There are just over twenty thousand people down there (or fourteen thousand individuals with an average of 1.4 instantiations apiece, if you prefer to count it that way) going about their daily business, which mainly involves the maintenance and expansion of Domesville itself, the rearing and education of its growing ranks of children, and the planning and governance and sociopolitical groundwork for the much larger population which is to follow in the centuries ahead.

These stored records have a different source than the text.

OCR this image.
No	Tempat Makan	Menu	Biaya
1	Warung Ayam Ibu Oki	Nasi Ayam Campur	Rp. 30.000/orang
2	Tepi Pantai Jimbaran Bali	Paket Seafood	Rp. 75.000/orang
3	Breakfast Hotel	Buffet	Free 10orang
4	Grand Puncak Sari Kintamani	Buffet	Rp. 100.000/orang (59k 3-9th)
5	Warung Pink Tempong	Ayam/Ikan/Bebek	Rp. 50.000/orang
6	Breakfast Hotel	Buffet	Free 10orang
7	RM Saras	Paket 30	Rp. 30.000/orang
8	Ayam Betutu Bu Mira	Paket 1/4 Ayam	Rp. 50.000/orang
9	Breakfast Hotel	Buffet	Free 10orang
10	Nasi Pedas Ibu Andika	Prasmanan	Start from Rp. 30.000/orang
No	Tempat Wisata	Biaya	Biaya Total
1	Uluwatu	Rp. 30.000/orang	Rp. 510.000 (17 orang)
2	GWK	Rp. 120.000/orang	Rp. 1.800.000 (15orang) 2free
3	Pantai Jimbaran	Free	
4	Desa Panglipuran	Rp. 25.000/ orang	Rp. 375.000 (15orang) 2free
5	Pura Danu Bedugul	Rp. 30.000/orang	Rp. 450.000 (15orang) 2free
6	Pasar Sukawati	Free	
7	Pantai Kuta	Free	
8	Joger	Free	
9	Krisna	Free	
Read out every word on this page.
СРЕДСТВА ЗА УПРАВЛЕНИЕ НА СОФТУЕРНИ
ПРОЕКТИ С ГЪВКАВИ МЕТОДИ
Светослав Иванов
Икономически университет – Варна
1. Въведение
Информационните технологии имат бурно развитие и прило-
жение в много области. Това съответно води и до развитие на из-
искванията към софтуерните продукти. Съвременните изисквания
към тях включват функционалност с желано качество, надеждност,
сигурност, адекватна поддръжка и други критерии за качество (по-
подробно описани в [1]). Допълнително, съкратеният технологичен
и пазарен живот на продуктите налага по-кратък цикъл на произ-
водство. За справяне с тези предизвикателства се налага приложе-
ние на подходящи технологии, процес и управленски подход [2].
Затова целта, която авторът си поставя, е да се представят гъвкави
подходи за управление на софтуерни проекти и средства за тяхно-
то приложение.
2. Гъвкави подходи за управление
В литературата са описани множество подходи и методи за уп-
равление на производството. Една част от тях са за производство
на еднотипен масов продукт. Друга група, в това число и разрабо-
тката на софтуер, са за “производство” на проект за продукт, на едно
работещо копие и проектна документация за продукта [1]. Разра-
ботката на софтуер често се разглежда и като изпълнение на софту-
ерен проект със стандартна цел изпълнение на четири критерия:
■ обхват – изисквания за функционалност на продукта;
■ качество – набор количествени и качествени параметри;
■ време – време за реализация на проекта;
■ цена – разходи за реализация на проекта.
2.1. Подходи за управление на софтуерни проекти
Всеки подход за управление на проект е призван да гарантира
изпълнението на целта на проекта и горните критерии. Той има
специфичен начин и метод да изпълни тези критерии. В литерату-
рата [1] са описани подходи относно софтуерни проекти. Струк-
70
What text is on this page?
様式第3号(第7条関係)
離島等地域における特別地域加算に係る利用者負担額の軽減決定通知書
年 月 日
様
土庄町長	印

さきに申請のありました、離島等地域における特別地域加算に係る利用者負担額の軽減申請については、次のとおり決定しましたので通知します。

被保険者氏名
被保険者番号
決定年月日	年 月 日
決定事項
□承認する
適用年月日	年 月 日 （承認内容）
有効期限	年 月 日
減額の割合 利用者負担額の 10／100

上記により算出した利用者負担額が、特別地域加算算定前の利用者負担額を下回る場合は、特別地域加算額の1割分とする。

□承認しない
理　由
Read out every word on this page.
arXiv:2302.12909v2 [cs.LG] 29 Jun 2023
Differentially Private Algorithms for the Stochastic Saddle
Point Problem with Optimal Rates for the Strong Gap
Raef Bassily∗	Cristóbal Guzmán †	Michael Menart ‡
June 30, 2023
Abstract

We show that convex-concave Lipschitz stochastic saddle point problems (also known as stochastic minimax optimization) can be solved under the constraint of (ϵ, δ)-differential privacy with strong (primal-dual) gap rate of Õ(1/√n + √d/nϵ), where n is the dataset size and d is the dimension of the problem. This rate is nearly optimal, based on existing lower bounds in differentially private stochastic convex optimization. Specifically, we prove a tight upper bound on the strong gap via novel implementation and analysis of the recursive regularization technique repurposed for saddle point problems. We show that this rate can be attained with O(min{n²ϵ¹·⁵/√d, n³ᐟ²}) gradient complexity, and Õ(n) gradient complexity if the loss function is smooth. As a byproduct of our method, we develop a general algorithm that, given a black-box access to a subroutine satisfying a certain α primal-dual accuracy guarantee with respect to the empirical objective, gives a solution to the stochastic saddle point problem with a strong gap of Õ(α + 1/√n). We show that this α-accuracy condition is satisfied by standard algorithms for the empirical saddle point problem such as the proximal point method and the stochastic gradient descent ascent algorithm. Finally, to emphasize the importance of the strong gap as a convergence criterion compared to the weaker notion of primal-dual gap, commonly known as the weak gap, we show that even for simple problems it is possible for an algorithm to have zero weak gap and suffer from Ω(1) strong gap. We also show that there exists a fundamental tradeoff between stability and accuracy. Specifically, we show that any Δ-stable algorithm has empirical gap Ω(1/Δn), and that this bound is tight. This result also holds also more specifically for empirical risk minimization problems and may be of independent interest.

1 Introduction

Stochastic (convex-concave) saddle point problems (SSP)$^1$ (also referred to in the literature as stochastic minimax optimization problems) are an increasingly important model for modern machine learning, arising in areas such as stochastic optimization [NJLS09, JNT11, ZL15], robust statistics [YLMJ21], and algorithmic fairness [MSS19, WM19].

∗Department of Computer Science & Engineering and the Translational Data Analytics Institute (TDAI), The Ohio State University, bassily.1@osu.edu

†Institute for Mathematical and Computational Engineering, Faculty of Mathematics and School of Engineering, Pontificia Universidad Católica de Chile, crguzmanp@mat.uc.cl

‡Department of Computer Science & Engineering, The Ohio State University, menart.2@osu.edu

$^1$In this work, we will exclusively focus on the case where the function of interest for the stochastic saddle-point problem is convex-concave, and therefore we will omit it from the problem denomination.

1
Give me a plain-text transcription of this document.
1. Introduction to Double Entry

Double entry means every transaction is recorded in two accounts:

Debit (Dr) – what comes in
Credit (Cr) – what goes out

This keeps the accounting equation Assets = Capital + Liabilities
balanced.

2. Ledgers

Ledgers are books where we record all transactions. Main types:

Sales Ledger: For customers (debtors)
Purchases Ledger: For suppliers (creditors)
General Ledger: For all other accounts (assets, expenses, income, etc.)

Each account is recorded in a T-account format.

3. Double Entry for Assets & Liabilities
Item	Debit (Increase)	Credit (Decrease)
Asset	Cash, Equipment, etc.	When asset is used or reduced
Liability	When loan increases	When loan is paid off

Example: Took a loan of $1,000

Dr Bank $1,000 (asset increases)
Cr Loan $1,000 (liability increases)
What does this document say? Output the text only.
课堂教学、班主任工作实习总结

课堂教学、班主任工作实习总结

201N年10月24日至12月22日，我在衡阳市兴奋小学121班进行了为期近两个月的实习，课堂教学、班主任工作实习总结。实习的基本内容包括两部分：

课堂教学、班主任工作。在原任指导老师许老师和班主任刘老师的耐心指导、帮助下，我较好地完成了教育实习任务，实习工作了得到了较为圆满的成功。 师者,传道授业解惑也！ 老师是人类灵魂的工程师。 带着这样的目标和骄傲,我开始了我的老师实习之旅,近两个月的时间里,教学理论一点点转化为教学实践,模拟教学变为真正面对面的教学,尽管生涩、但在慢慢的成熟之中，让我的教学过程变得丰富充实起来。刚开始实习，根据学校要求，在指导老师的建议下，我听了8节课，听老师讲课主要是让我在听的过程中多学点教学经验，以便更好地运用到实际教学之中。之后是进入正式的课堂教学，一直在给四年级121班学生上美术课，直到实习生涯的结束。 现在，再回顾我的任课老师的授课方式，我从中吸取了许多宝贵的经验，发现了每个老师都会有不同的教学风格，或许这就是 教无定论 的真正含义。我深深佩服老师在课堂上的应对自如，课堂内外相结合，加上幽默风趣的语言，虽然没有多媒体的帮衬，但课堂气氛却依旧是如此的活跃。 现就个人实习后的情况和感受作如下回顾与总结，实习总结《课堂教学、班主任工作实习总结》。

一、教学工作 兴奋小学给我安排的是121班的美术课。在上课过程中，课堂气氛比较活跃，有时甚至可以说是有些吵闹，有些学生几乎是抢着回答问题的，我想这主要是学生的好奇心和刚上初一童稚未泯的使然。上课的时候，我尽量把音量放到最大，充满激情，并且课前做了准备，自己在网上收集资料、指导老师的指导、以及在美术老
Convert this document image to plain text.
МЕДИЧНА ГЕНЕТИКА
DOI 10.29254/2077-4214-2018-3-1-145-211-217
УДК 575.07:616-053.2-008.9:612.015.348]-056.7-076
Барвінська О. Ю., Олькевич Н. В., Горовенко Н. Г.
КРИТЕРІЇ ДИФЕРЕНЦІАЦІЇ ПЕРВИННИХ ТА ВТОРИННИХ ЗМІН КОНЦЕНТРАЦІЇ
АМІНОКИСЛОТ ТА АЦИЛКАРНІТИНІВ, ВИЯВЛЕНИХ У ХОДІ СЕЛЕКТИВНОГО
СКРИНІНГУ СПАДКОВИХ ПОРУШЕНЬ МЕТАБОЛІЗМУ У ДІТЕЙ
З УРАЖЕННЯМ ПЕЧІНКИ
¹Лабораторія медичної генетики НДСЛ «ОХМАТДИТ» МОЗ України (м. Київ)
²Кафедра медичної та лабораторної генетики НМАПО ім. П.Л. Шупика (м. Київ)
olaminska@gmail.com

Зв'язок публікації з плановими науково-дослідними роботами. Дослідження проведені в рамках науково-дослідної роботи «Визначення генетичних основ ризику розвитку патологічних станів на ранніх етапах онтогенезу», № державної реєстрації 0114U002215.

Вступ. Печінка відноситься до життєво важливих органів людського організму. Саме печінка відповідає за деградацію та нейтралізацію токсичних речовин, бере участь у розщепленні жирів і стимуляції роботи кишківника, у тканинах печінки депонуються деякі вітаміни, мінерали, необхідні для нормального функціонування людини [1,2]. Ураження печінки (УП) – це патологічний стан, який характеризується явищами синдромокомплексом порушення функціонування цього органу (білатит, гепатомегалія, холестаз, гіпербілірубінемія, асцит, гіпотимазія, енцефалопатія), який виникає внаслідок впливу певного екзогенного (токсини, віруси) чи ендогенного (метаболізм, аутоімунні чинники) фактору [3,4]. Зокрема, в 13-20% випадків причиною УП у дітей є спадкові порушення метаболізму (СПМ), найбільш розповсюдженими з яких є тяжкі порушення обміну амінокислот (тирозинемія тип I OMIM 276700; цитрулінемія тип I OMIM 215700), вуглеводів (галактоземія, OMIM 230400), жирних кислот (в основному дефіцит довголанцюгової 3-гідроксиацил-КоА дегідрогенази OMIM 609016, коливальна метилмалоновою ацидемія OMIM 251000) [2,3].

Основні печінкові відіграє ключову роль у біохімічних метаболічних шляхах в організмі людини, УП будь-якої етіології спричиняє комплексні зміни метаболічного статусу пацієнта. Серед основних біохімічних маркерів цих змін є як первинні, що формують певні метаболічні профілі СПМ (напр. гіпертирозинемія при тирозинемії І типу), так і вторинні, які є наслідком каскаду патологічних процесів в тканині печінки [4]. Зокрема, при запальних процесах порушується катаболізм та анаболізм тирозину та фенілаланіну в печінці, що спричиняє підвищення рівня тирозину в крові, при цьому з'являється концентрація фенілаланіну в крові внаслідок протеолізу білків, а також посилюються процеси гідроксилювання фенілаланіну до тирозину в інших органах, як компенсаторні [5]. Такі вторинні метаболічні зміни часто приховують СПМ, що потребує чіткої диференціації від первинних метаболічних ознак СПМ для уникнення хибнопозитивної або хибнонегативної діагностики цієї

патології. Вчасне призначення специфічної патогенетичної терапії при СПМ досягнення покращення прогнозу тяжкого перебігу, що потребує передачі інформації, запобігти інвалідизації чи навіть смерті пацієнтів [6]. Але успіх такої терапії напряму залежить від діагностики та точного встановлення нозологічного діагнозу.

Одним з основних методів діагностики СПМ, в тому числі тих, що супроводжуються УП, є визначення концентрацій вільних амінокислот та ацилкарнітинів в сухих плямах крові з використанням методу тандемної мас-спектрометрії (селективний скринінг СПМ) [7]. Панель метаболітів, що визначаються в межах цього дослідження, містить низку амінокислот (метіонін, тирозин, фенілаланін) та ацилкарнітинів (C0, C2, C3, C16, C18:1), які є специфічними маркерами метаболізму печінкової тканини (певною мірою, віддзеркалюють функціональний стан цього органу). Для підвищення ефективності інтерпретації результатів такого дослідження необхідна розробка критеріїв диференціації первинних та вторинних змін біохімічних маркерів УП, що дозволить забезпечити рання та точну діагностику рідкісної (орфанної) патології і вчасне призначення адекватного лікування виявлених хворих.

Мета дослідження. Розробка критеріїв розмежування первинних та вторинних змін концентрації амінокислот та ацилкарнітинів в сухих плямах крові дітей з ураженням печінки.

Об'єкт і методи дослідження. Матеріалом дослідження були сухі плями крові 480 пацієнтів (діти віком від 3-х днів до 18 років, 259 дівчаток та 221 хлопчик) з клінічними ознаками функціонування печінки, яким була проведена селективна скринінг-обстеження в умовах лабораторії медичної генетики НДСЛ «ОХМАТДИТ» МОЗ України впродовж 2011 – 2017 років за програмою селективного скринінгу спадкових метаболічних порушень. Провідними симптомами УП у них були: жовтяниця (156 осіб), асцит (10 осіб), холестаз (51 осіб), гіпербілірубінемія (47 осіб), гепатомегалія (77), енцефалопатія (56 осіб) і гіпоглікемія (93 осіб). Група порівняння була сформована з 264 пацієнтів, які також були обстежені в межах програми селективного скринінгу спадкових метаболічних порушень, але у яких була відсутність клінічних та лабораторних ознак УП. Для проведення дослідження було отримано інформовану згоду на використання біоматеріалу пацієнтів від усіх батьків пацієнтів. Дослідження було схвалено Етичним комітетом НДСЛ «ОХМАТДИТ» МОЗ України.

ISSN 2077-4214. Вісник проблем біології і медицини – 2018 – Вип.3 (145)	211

Then, running east from Domesville and perpendicular to the Tower Line, you can just make out the city's other tuberail, which runs thirty-five thousand kilometers east to Bupsville (officially Backupsville), the planet's only other major community. Not everyone lives in these two towns, and indeed, not everyone lives on the surface of the planet, or even anywhere near it. But together, the towns account for about ninety percent of the colony's population, and at least ninety-nine percent of its cultural output. If you squint, you can just make out Bupsville through a yellow-brown haze at the edge or “limb” of the planet. It doesn't look like much, just a gray discoloration, gleaming here and there with the bright orange-white of reflected sunlight. There is another tuberail line south from Bupsville, joining it to the Gravittoir's ground station, which, like the Orbital Tower, is located on P2's equator. But that line is far too thin and faint, too obscured by chlorine haze and water vapor and dust, to be visible from here.
The ground station itself is visible only because Conrad has asked the windows to mark it for him, with a reticle of glowing red. Another reticle—this one green—marks the position of Skyhook Station, which fortunately is visible, if only because it gleams in full sunlight, like a tight little cluster of stars.
Conrad is here because he's seen the Gravittoir, the latest of his children, from every other sort of angle, and wants to see it from this one before it goes online. Before the Orbital Tower becomes an afterthought, useful only for rustic vacations and cargoes of the very lowest priority. Before Domesville ceases to be the planet's main spaceport, and becomes instead merely its political capital.
Imagine yourself hovering invisibly beside Conrad, in a circular chamber at the tower's very top. All around you, the walls are transparent, though the ceiling has been opaqued to provide some shade from the noonday sun, and the floor has been similarly darkened to prevent vertigo, which from this vantage can be considerable. The launching tracks, running up along the outside of the tower, are also transparent (remarkably so, to your eye), and are only really visible if you know what to look for: four man-wide tuberails of wellstone spaced around the tower at ninety-degree intervals. Here and there, they catch the light in interesting ways, shooting rainbow-speckled sprays of it along the silver-gray wellmetal of the deck beneath your feet. It's rather cold here, and Conrad is bundled in a wellcloth jacket he brought with him from home, thinking ahead because he knows it's always cold here.